Aku menekan pergelangan tangannya lagi dan memelintir lengan tangannya, biarkan saja terkilir. Rasa sakit terkilir melebihi rasa sakit hati yang kurasakan sekarang.
Belum tahu dia, kalau aku memiliki keahlian bela diri, kungfu Jepang shorinji kempo yang bisa mematahkan tulang orang lain dalam satu hentakan.
“Aww! Sa-kit,” ucapnya lirih merasakan sakit ketika aku menekan pergelangan tangan yang berada di belakang tubuhnya.
“Hanum, tolong kali ini lepaskan Afikah!,” pinta Mas Tito dengan penekanan.
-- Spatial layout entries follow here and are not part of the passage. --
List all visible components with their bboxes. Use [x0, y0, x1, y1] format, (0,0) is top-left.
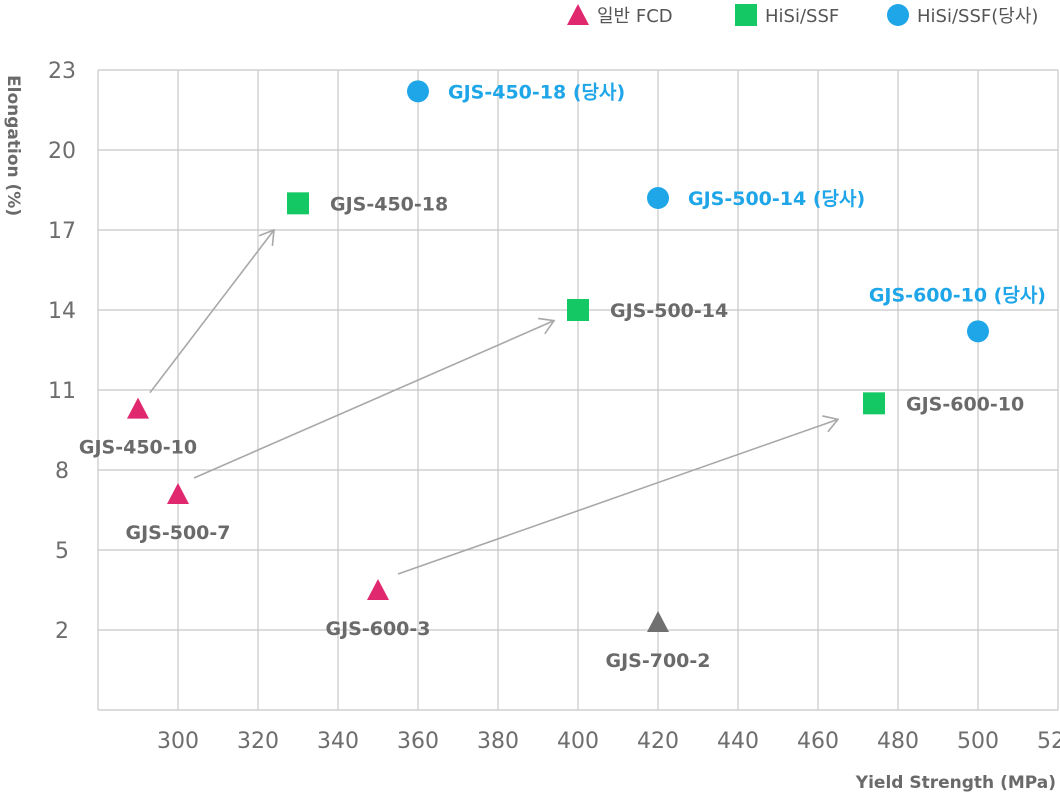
y-tick-label: 11 — [48, 379, 76, 404]
data-point-marker — [647, 611, 669, 632]
x-axis-title: Yield Strength (MPa) — [855, 773, 1056, 793]
arrow-head — [538, 317, 556, 335]
y-axis-title: Elongation (%) — [3, 75, 23, 216]
data-point-label: GJS-600-10 — [906, 393, 1024, 415]
arrow-shaft — [193, 319, 555, 479]
arrow-head — [258, 228, 275, 246]
y-tick-label: 8 — [55, 459, 69, 484]
x-tick-label: 440 — [717, 729, 759, 754]
legend-marker — [567, 4, 589, 25]
grid-lines — [97, 69, 1059, 711]
data-point-label: GJS-500-14 (당사) — [688, 188, 865, 210]
trend-arrow — [397, 415, 840, 575]
legend-label: HiSi/SSF — [765, 6, 839, 27]
y-tick-label: 23 — [48, 59, 76, 84]
data-points — [127, 80, 989, 632]
x-tick-label: 500 — [957, 729, 999, 754]
trend-arrow — [193, 317, 556, 479]
legend-label: 일반 FCD — [597, 6, 673, 27]
arrow-head — [822, 415, 840, 433]
data-point-label: GJS-450-18 — [330, 193, 448, 215]
data-point-marker — [287, 192, 309, 215]
legend-item: HiSi/SSF(당사) — [887, 4, 1038, 27]
legend-label: HiSi/SSF(당사) — [917, 6, 1038, 27]
data-point-label: GJS-700-2 — [605, 650, 710, 672]
data-point-marker — [407, 80, 429, 103]
y-tick-label: 2 — [55, 619, 69, 644]
x-tick-label: 420 — [637, 729, 679, 754]
data-point-marker — [167, 483, 189, 504]
legend-item: 일반 FCD — [567, 4, 673, 27]
data-point-marker — [567, 299, 589, 321]
x-tick-label: 460 — [797, 729, 839, 754]
data-point-label: GJS-500-7 — [125, 522, 230, 544]
point-labels: GJS-450-10 GJS-500-7 GJS-600-3 GJS-450-18 GJ… — [79, 81, 1046, 672]
trend-arrow — [149, 228, 275, 394]
x-tick-label: 360 — [397, 729, 439, 754]
data-point-marker — [967, 320, 989, 343]
y-tick-label: 14 — [48, 299, 76, 324]
legend-marker — [735, 4, 757, 26]
x-tick-label: 520 — [1037, 729, 1060, 754]
y-tick-label: 17 — [48, 219, 76, 244]
x-tick-label: 320 — [237, 729, 279, 754]
legend-marker — [887, 4, 909, 26]
x-tick-label: 480 — [877, 729, 919, 754]
data-point-label: GJS-600-10 (당사) — [869, 284, 1046, 306]
x-tick-label: 340 — [317, 729, 359, 754]
arrow-shaft — [149, 229, 275, 394]
data-point-marker — [127, 397, 149, 419]
data-point-marker — [367, 579, 389, 600]
data-point-label: GJS-450-10 — [79, 437, 197, 459]
x-tick-label: 300 — [157, 729, 199, 754]
y-tick-label: 20 — [48, 139, 76, 164]
axes: 300 320 340 360 380 400 420 440 460 480 500 520 2 5 8 1… — [48, 59, 1060, 754]
data-point-marker — [863, 392, 885, 415]
x-tick-label: 380 — [477, 729, 519, 754]
arrow-shaft — [397, 418, 839, 575]
legend-item: HiSi/SSF — [735, 4, 839, 27]
x-tick-label: 400 — [557, 729, 599, 754]
legend: 일반 FCD HiSi/SSF HiSi/SSF(당사) — [567, 4, 1038, 27]
trend-arrows — [149, 228, 840, 575]
data-point-label: GJS-600-3 — [325, 618, 430, 640]
data-point-label: GJS-450-18 (당사) — [448, 81, 625, 103]
data-point-marker — [647, 187, 669, 209]
data-point-label: GJS-500-14 — [610, 300, 728, 322]
y-tick-label: 5 — [55, 539, 69, 564]
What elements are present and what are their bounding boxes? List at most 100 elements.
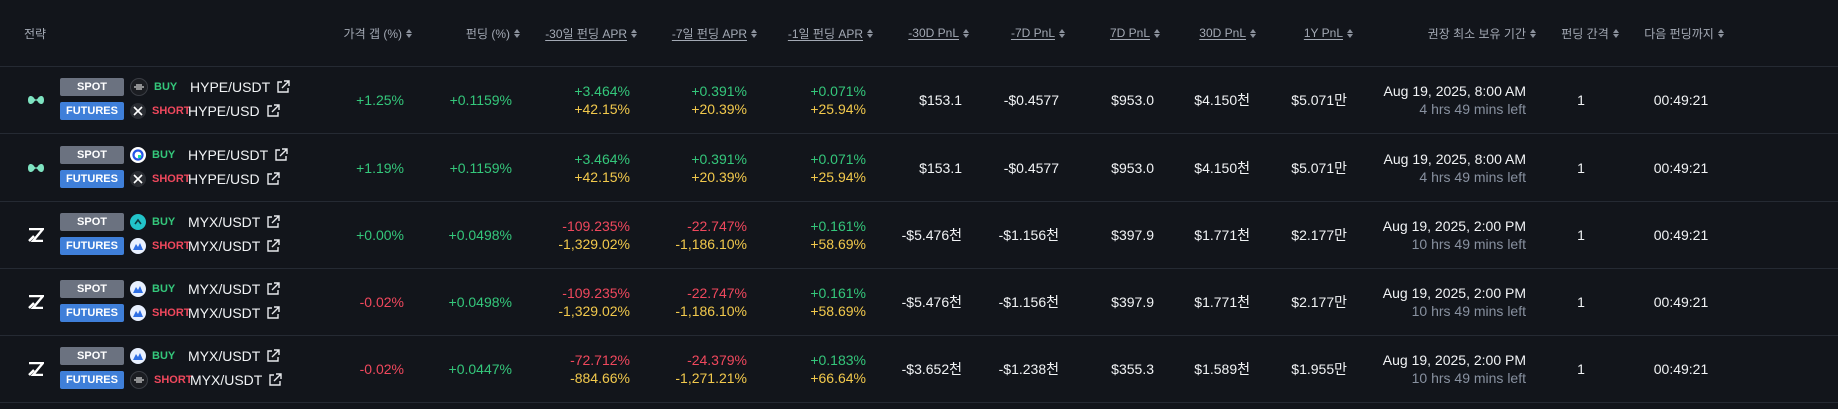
pnl-neg-7d: -$1.156천	[998, 226, 1059, 243]
header-interval[interactable]: 펀딩 간격	[1550, 25, 1630, 41]
header-pnl-7d[interactable]: 7D PnL	[1080, 25, 1160, 41]
futures-leg[interactable]: FUTURES SHORT HYPE/USD	[60, 168, 288, 190]
futures-badge: FUTURES	[60, 371, 124, 389]
side-label: BUY	[154, 81, 178, 93]
pnl-1y: $5.071만	[1291, 91, 1347, 108]
header-pnl-30d[interactable]: 30D PnL	[1170, 25, 1256, 41]
header-apr-7d[interactable]: -7일 펀딩 APR	[640, 25, 757, 41]
pnl-7d: $355.3	[1111, 360, 1154, 377]
pnl-neg-7d: -$0.4577	[1003, 159, 1059, 176]
pair-label: HYPE/USD	[188, 103, 260, 119]
external-link-icon[interactable]	[266, 215, 281, 229]
exchange-teal-icon	[130, 214, 146, 230]
hold-period: Aug 19, 2025, 2:00 PM 10 hrs 49 mins left	[1382, 284, 1526, 319]
external-link-icon[interactable]	[276, 80, 290, 94]
spot-leg[interactable]: SPOT BUY HYPE/USDT	[60, 76, 290, 98]
external-link-icon[interactable]	[274, 148, 288, 162]
header-pnl-1y[interactable]: 1Y PnL	[1270, 25, 1353, 41]
external-link-icon[interactable]	[266, 239, 281, 253]
sort-icon	[1250, 28, 1256, 38]
sort-icon	[1347, 28, 1353, 38]
spot-leg[interactable]: SPOT BUY HYPE/USDT	[60, 144, 288, 166]
external-link-icon[interactable]	[266, 349, 281, 363]
side-label: BUY	[152, 149, 176, 161]
header-pnl-neg-30d[interactable]: -30D PnL	[880, 25, 969, 41]
strategy-legs: SPOT BUY MYX/USDT FUTURES SHORT MYX/USDT	[60, 211, 281, 259]
header-funding[interactable]: 펀딩 (%)	[420, 25, 520, 41]
bitget-icon	[130, 371, 148, 389]
futures-badge: FUTURES	[60, 237, 124, 255]
external-link-icon[interactable]	[266, 104, 280, 118]
header-apr-30d[interactable]: -30일 펀딩 APR	[520, 25, 637, 41]
futures-badge: FUTURES	[60, 102, 124, 120]
table-row[interactable]: SPOT BUY HYPE/USDT FUTURES SHORT HYPE/US…	[0, 66, 1838, 134]
table-row[interactable]: SPOT BUY MYX/USDT FUTURES SHORT MYX/USDT…	[0, 335, 1838, 403]
futures-leg[interactable]: FUTURES SHORT MYX/USDT	[60, 369, 283, 391]
next-funding-countdown: 00:49:21	[1653, 360, 1709, 377]
pair-label: MYX/USDT	[188, 238, 261, 254]
apr-7d: +0.391% +20.39%	[691, 150, 747, 185]
pnl-30d: $1.589천	[1194, 360, 1250, 377]
external-link-icon[interactable]	[266, 306, 281, 320]
external-link-icon[interactable]	[268, 373, 283, 387]
myx-logo-icon	[26, 225, 46, 245]
pnl-7d: $953.0	[1111, 91, 1154, 108]
futures-leg[interactable]: FUTURES SHORT MYX/USDT	[60, 302, 281, 324]
futures-leg[interactable]: FUTURES SHORT MYX/USDT	[60, 235, 281, 257]
pnl-neg-30d: -$5.476천	[901, 293, 962, 310]
header-hold-period[interactable]: 권장 최소 보유 기간	[1380, 25, 1536, 41]
external-link-icon[interactable]	[266, 282, 281, 296]
gate-icon	[130, 147, 146, 163]
funding-rate: +0.0447%	[448, 360, 512, 377]
spot-leg[interactable]: SPOT BUY MYX/USDT	[60, 211, 281, 233]
strategy-legs: SPOT BUY HYPE/USDT FUTURES SHORT HYPE/US…	[60, 144, 288, 192]
price-gap: +1.25%	[356, 91, 404, 108]
pnl-1y: $2.177만	[1291, 293, 1347, 310]
price-gap: +0.00%	[356, 226, 404, 243]
pnl-7d: $953.0	[1111, 159, 1154, 176]
futures-badge: FUTURES	[60, 304, 124, 322]
spot-leg[interactable]: SPOT BUY MYX/USDT	[60, 278, 281, 300]
futures-leg[interactable]: FUTURES SHORT HYPE/USD	[60, 100, 290, 122]
sort-icon	[1530, 28, 1536, 38]
external-link-icon[interactable]	[266, 172, 280, 186]
sort-icon	[514, 28, 520, 38]
funding-interval: 1	[1577, 91, 1585, 108]
myx-logo-icon	[26, 359, 46, 379]
spot-badge: SPOT	[60, 78, 124, 96]
side-label: BUY	[152, 283, 176, 295]
exchange-blue-icon	[130, 305, 146, 321]
funding-rate: +0.0498%	[448, 226, 512, 243]
header-price-gap[interactable]: 가격 갭 (%)	[300, 25, 412, 41]
apr-30d: -109.235% -1,329.02%	[558, 284, 630, 319]
pnl-neg-30d: $153.1	[919, 91, 962, 108]
apr-7d: +0.391% +20.39%	[691, 82, 747, 117]
apr-7d: -22.747% -1,186.10%	[675, 217, 747, 252]
apr-30d: +3.464% +42.15%	[574, 150, 630, 185]
pair-label: MYX/USDT	[188, 214, 261, 230]
header-apr-1d[interactable]: -1일 펀딩 APR	[760, 25, 873, 41]
table-row[interactable]: SPOT BUY HYPE/USDT FUTURES SHORT HYPE/US…	[0, 134, 1838, 202]
strategy-legs: SPOT BUY MYX/USDT FUTURES SHORT MYX/USDT	[60, 278, 281, 326]
hyperliquid-logo-icon	[26, 90, 46, 110]
pair-label: HYPE/USDT	[190, 79, 271, 95]
spot-leg[interactable]: SPOT BUY MYX/USDT	[60, 345, 282, 367]
table-row[interactable]: SPOT BUY MYX/USDT FUTURES SHORT MYX/USDT…	[0, 201, 1838, 269]
header-pnl-neg-7d[interactable]: -7D PnL	[980, 25, 1065, 41]
pnl-1y: $2.177만	[1291, 226, 1347, 243]
side-label: SHORT	[154, 374, 193, 386]
apr-30d: +3.464% +42.15%	[574, 82, 630, 117]
price-gap: -0.02%	[359, 360, 404, 377]
table-row[interactable]: SPOT BUY MYX/USDT FUTURES SHORT MYX/USDT…	[0, 268, 1838, 336]
funding-interval: 1	[1577, 293, 1585, 310]
pnl-neg-30d: $153.1	[919, 159, 962, 176]
apr-7d: -22.747% -1,186.10%	[675, 284, 747, 319]
pair-label: HYPE/USD	[188, 171, 260, 187]
header-next-funding[interactable]: 다음 펀딩까지	[1636, 25, 1732, 41]
funding-interval: 1	[1577, 159, 1585, 176]
apr-30d: -72.712% -884.66%	[570, 351, 630, 386]
pnl-7d: $397.9	[1111, 226, 1154, 243]
spot-badge: SPOT	[60, 280, 124, 298]
funding-interval: 1	[1577, 226, 1585, 243]
hold-period: Aug 19, 2025, 2:00 PM 10 hrs 49 mins left	[1382, 351, 1526, 386]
Aku mulai merenggangkan cengkeraman di pergelangan tangan, menarik tengkuk bajunya dan membalikkan tubuh Afikah sekali hentakan hingga kami berhadapan.
Plak!
Plak!
Dua tamparan kulayangkan lagi.
Bugh!
Tubuh Afikah menubruk meja setelah kudorong sangat kuat.
Rasakan!
Afikah menangis, rasanya pasti sakit. Mas Tito langsung memeluknya di depanku, menenangkannya dengan ucapan lembut.
Hatiku perih melihatnya, tapi air mata sudah tidak menetes seperti tadi saat pertama kali mengetahui pengkhianatan ini.
“Tunggu aku di rumah!” tuturnya yang menopang tubuh Afikah.
Tidak terima dengan perhatian Mas Tito terhadap Afikah di depan mata. Kuambil jus yang berada tidak jauh dariku di atas meja.
Byur!
Aku menyiramkan jus itu ke arah suamiku dan istri sirinya, cairan jus alpukat menyiram wajah dan baju mereka dengan rata. Cairan jus alpukat mengenai rambut lalu turun ke wajah mereka, Afikah boleh menang sekarang menjadi istri Mas Tito dan juga mendapatkan perhatian serta cinta tapi ia tidak akan bisa menyakiti fisikku terlebih hatiku nantinya.
Aku kuat! Bukan perempuan lemah yang hanya menerima begitu saja.
“Terimakasih untuk Pak Raihan dan Bu Andini, saya akan menginformasikan semuanya besok, saya pastikan masalah ini tidak berpengaruh dengan acara pernikahan kalian, saya akan profesional,” kataku yang di jawab dengan anggukan, sepasang calon pengantin di depanku terperangah dengan apa yang kulakukan.
“Aku tunggu kamu, di rumah, Mas!” ucapku lagi penuh ketegasan dan melirik sinis suamiku dan istri sirinya, lalu meninggalkan mereka lebih dulu.
Aku tidak akan mundur begitu saja, pernikahan kita akan kujadikan neraka untukmu, kataku dalam hati melangkah semakin jauh dengan kesedihan, amarah dan rasa benci yang menyelimuti hati.
Saat di mobil aku menghubungi sebuah rumah sakit, melakukan appointment pada salah satu Dokter kandungan subspesialis onkologi, memastikan tidak ada penyakit yang berhubungan dengan organ kewanitaan yang bisa saja menghambatku memiliki keturunan. Tapi aku memiliki keyakinan besar, aku sehat ....
Lihatlah apa yang akan kulakukan! Siapa yang akan tersakiti nantinya, aku atau kamu Mas? Geramku mencengkeram stir mobil membayangkan wajah istri siri dan Mas Tito dengan amarah yang sudah di ubun-ubun.
"Belum tahu apa kalian berurusan sama Mbak Jago?"